David Lennon has been a staff writer for Newsday since 1991, when he started covering New York City
One day at a time.
With an aging roster, hurting stars and a manager coping with the loss of his dad, the Yankees embraced that mantra to help get them through the Division Series. What sense did it make to worry about tomorrow when any step could be Derek Jeter's last?
So Joe Girardi did what he had to do before Friday night's Game 5 against the Orioles. He benched Alex Rodriguez, handed the ball to CC Sabathia and trusted his team to score one more run than the Orioles.
They scored two more. That's all that separated a humbling first-round exit from advancing to face the Tigers, who arrive tonight in the Bronx for Game 1 of the ALCS. When Sabathia retired Matt Wieters for the final out -- getting a comebacker to the mound, appropriately enough -- the Yankees held a relatively short celebration on the field and a somewhat muted champagne fest in the clubhouse.
The music was loud, corks flew, but players had to be mindful of the quick turnaround.
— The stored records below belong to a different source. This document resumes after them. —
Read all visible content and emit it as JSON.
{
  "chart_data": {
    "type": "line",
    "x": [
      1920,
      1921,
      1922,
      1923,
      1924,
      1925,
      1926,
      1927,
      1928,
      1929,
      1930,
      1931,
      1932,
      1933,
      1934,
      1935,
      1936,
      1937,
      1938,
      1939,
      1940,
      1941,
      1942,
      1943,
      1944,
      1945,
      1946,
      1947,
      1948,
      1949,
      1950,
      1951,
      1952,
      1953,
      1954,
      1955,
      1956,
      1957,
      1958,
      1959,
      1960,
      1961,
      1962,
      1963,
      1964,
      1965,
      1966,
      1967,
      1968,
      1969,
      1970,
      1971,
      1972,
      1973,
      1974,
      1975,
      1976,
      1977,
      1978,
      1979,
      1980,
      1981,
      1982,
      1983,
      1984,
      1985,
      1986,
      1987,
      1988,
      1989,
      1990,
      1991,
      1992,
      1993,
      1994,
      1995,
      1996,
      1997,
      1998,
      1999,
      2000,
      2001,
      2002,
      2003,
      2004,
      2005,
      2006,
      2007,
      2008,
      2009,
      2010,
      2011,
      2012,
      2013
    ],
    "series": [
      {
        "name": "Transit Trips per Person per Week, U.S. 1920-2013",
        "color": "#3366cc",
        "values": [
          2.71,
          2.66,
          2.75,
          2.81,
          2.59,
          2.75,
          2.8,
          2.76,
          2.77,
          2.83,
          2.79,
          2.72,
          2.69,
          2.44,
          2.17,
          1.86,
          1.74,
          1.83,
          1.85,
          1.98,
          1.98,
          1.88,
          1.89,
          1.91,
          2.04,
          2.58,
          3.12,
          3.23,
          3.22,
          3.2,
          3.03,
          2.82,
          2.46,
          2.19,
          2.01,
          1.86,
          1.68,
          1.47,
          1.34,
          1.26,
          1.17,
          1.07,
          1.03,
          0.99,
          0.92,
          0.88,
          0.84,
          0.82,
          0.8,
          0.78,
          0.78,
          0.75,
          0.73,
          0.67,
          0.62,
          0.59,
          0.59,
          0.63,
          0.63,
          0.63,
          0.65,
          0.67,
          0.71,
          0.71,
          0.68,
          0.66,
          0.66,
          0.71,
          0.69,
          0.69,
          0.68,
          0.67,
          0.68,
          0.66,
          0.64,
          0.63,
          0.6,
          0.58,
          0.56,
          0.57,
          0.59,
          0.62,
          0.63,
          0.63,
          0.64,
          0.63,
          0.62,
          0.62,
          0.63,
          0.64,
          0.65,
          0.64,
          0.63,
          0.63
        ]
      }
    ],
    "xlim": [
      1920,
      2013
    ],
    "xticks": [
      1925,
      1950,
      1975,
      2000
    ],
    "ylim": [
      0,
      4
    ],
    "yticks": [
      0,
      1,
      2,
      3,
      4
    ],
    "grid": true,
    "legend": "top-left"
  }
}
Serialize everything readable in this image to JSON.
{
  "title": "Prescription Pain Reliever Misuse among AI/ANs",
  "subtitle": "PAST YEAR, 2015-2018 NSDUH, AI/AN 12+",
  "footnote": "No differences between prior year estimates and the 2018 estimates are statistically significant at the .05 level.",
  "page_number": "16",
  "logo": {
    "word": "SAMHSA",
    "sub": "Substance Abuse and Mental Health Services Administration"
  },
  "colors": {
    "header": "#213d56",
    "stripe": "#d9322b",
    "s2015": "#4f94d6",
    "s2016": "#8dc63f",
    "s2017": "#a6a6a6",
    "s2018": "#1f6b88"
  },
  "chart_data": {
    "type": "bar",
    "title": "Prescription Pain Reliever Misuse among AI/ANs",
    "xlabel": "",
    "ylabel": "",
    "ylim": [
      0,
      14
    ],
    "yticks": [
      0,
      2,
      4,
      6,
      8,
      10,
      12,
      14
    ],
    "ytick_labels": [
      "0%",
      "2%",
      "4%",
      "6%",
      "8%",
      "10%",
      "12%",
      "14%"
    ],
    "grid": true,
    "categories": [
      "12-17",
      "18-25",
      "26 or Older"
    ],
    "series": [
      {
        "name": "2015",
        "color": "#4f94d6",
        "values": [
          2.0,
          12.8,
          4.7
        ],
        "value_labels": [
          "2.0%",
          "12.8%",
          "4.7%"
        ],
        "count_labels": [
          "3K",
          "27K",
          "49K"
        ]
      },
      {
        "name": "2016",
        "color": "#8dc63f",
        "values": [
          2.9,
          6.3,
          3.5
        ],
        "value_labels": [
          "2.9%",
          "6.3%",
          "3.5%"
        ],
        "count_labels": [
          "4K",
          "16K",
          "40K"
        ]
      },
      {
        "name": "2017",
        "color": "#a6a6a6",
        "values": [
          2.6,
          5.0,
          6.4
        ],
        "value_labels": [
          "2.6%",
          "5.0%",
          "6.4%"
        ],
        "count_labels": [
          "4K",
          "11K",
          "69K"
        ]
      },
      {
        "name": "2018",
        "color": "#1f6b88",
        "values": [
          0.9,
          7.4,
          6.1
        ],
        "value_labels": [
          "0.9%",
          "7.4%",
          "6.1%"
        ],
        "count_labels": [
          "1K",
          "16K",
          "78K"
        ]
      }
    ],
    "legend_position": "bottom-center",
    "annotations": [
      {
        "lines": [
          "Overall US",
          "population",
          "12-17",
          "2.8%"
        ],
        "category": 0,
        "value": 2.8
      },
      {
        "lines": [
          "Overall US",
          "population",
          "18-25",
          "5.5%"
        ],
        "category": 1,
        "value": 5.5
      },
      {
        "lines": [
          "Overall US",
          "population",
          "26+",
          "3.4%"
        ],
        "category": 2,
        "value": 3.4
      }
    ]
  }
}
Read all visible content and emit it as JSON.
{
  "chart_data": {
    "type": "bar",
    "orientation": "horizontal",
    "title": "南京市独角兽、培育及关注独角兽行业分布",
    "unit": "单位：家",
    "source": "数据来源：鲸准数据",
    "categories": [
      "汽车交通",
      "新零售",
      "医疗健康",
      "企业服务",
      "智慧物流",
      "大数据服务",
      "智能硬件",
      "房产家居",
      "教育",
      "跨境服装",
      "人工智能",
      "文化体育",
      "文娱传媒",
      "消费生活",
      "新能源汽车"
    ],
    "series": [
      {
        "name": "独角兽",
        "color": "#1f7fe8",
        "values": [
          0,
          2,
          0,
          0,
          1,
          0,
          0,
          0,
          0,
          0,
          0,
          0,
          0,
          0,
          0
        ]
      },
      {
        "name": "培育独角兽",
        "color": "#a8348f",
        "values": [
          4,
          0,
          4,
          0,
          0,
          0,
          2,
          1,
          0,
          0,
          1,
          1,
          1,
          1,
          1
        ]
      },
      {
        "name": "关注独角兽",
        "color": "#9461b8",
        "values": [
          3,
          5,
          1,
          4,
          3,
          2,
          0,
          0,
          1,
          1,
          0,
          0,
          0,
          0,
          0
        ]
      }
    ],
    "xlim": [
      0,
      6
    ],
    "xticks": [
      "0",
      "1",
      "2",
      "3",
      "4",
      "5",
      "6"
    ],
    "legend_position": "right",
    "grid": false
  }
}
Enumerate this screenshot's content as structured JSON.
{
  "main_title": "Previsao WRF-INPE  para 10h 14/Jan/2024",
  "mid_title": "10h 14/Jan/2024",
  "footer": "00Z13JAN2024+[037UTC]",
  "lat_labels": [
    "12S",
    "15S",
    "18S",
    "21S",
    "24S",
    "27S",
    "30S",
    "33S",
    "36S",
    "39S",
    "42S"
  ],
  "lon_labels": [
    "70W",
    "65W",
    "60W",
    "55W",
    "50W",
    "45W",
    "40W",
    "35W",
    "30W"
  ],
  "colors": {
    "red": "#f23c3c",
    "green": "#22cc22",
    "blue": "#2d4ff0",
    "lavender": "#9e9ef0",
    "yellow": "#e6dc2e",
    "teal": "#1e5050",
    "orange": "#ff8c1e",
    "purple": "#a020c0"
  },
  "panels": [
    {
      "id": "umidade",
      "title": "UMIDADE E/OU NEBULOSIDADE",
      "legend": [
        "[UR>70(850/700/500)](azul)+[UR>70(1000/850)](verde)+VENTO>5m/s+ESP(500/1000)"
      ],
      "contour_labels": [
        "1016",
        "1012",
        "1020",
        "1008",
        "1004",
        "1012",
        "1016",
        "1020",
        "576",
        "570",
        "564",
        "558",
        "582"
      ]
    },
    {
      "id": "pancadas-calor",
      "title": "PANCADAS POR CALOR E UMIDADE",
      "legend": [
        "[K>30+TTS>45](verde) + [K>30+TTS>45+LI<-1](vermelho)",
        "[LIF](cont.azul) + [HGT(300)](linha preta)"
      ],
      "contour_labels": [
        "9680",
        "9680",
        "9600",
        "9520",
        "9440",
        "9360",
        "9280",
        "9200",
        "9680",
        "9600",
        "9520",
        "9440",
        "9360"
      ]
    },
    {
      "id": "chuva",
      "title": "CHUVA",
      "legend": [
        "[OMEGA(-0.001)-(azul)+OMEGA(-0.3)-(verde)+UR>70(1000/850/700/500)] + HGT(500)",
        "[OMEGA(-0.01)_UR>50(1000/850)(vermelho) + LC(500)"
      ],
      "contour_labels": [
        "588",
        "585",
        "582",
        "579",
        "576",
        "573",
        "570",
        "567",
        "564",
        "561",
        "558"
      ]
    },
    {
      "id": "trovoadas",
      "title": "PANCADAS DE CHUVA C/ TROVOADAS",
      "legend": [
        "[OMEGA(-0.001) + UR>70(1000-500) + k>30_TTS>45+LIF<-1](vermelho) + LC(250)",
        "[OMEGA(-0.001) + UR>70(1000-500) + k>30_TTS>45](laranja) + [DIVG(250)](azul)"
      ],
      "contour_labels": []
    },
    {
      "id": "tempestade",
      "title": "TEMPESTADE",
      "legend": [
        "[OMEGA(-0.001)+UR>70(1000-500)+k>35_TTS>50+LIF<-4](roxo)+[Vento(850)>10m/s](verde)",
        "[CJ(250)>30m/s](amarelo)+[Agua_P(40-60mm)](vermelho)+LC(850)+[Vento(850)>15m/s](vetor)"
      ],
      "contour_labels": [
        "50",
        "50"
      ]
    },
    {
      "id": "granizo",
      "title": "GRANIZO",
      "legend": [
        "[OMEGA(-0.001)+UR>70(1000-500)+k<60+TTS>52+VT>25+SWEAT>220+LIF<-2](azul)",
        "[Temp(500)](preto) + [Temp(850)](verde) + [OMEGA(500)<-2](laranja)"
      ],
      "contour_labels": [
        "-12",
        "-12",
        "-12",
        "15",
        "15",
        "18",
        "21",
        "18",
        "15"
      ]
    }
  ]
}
Taking out the Orioles had drained them, both mentally and physically. They may be dodging Justin Verlander until later in the series, but the Tigers are going to represent an even greater challenge. "We're in the dance," Raul Ibanez said, "but we have work to do."
When Buck Showalter looks back on this Division Series, he'll no doubt wonder how the Yankees found a way to get past his upstart club. With Jeter hobbling on a bruised foot, Mark Teixeira still nursing a gimpy calf and A-Rod a non-factor, the Yankees were forced to rely on fill-ins such as Ibanez, who came to the rescue with two homers in Game 3 and also drove in the first run Friday night.
It's not how the Yankees drew it up before this series, but that's how they're living these days -- one moment to the next. Except for Game 5, when it was practically pitch-to-pitch. They didn't get their first hit until Teixeira's leadoff single in the fifth, then received an unexpected jolt when he stole second to set up Ibanez.
"We needed everybody," Teixeira said afterward.
This was the team that swatted 245 home runs during the regular season? Now forced to live off scraps in the playoffs? What else could the Yankees do? Robinson Cano disappeared in this series (he finished it 2-for-22) and the rest of the lineup was a virtual wasteland as well. But after taking the leap of sitting A-Rod, Girardi was rewarded by staying with the slumping Granderson, who drilled a home run into the second deck in the seventh inning.
Only then did the Yankees allow themselves to exhale, maybe with the exception of Sabathia, who from the first pitch was determined to deliver the Yankees to the ALCS. The eighth proved to be his toughest test, and the Orioles finally dented him for a run when Lew Ford sneaked a ground ball past Jeter's outstretched glove.
With the dangerous Robert Andino up next, Girardi could have retrieved Sabathia, who would have left to the standing ovation he deserved. But this Division Series had sucked everything from the Yankees, and that meant Girardi was going to need Sabathia to leave whatever he had remaining on the field, too.
That was fine with Sabathia. He fought his way out of a bases-loaded, one-out jam to end the eighth and sent the Orioles home with a 1-2-3 ninth.
"This is what I'm here for," said Sabathia, who was 2-0 with a 1.53 ERA in the series and fell an out short of two complete games. "It's what I play the game for."
But now the Yankees likely will be without him until Game 4, and that means they'll have to recruit a few new heroes in the meantime. Andy Pettitte takes the mound for Game 1, and it will be interesting to see what Girardi does with his lineup. With the Tigers' stable of hard-throwing righthanders, and Doug Fister scheduled for the ALCS opener, A-Rod again could be left on the bench.
On Friday night, however, that could wait. The Yankees would deal with it the next day.